The United States Post Office and Courthouse is a historic combined post office and Federal courthouse located in Baltimore, Maryland, United States.

==Description==
The building occupies an entire city block and measures 238 ft 2 in east-west by 279 ft 10 in north-south. It is of steel frame construction with concrete floors and tile roof, basement of granite, and outer walls of white Indiana limestone. The structure is six stories in height and provided with basement and two sub-basements. It was completed in 1932 under the supervision the Office of the Supervising Architect under James A. Wetmore, and features classical ornamentation.

==Cases==
Some notable court cases held in this building include:
- 1934: Judge W. Calvin Chesnut became the first jurist to strike down a New Deal Act of Congress.
- 1948: Alger Hiss filed a libel suit against Whittaker Chambers
- 1968 and 1969: the Berrigans were indicted in this courthouse for destroying Federal records as a protest against the Vietnam War.
- 1973: Vice President Spiro T. Agnew pleaded nolo contendere to tax evasion and resigned as Vice President.
- 2009: Mayor Sheila Dixon was tried for 12 counts including perjury, theft and misconduct.
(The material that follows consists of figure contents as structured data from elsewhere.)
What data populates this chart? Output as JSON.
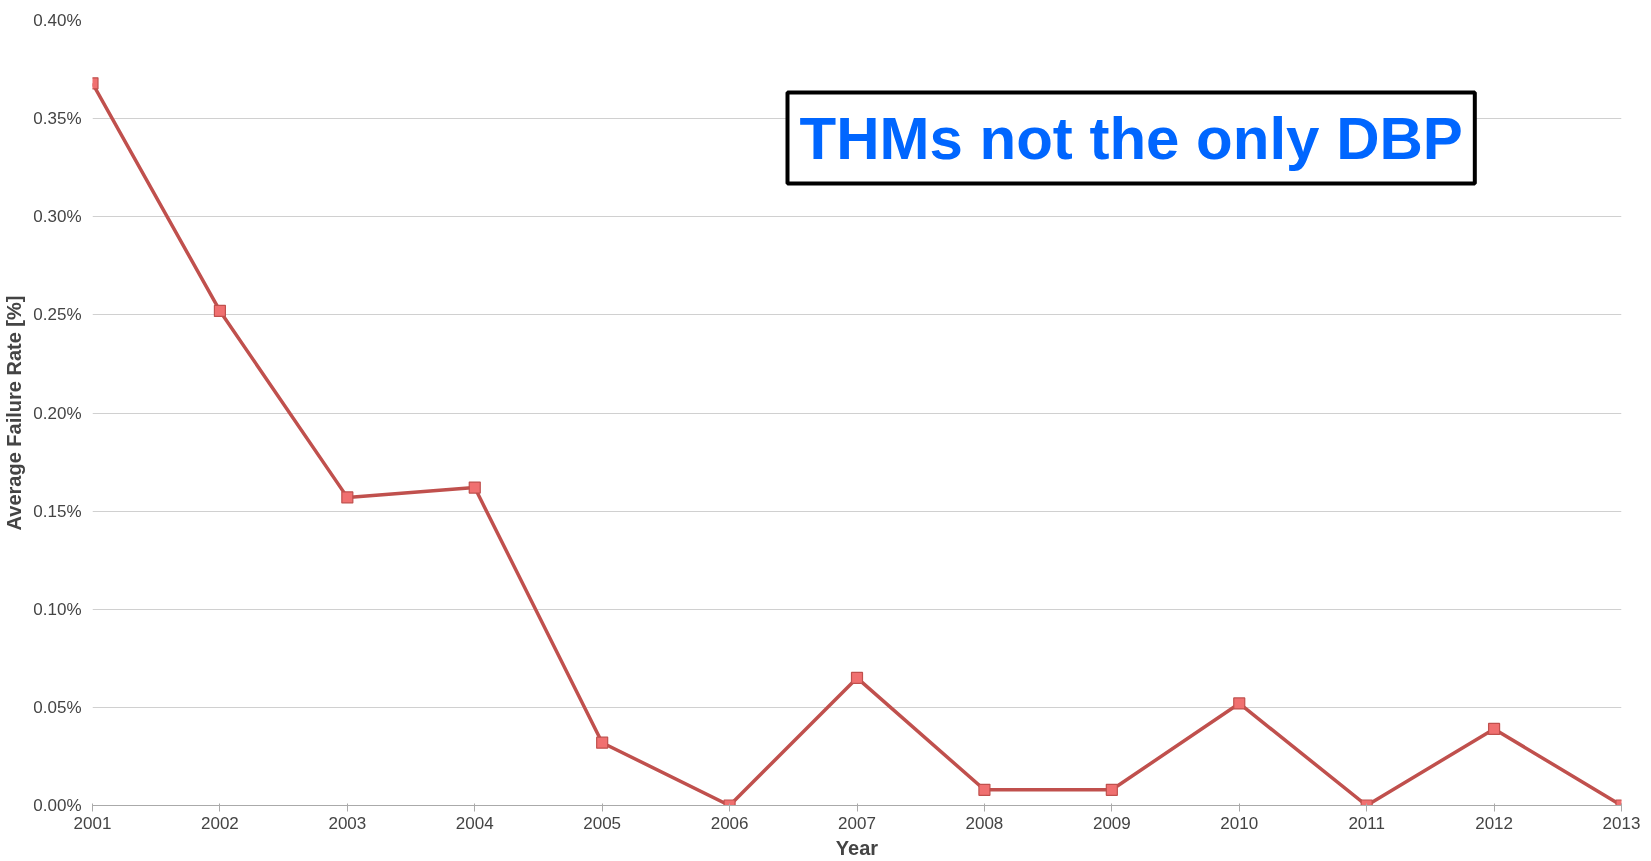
{
  "chart_data": {
    "type": "line",
    "xlabel": "Year",
    "ylabel": "Average Failure Rate [%]",
    "x": [
      2001,
      2002,
      2003,
      2004,
      2005,
      2006,
      2007,
      2008,
      2009,
      2010,
      2011,
      2012,
      2013
    ],
    "series": [
      {
        "color": "#c0504d",
        "values": [
          0.368,
          0.252,
          0.157,
          0.162,
          0.032,
          0.0,
          0.065,
          0.008,
          0.008,
          0.052,
          0.0,
          0.039,
          0.0
        ]
      }
    ],
    "xlim": [
      2001,
      2013
    ],
    "xticks": [
      2001,
      2002,
      2003,
      2004,
      2005,
      2006,
      2007,
      2008,
      2009,
      2010,
      2011,
      2012,
      2013
    ],
    "ylim": [
      0,
      0.4
    ],
    "yticks": [
      {
        "value": 0,
        "label": "0.00%"
      },
      {
        "value": 0.05,
        "label": "0.05%"
      },
      {
        "value": 0.1,
        "label": "0.10%"
      },
      {
        "value": 0.15,
        "label": "0.15%"
      },
      {
        "value": 0.2,
        "label": "0.20%"
      },
      {
        "value": 0.25,
        "label": "0.25%"
      },
      {
        "value": 0.3,
        "label": "0.30%"
      },
      {
        "value": 0.35,
        "label": "0.35%"
      },
      {
        "value": 0.4,
        "label": "0.40%"
      }
    ],
    "grid": "y",
    "marker": "square",
    "line_style": "solid",
    "annotations": [
      "THMs not the only DBP"
    ]
  }
}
She was convicted of fraudulent misappropriation and eventually resigned as mayor as part of a plea bargain in the Sheila Dixon trial.

==Present==
The U.S. Post Office and Courthouse was listed on the National Register of Historic Places in 1977. It has since been conveyed to the City of Baltimore, and is in use by the Baltimore city courts. For many years, the courthouse was known colloquially as Courthouse East. On January 17, 2020, Baltimore Mayor Bernard C. Jack Young announced that the courthouse would be renamed the Elijah E. Cummings Courthouse in honor of the late 12-term United States Representative and civil rights activist from Baltimore.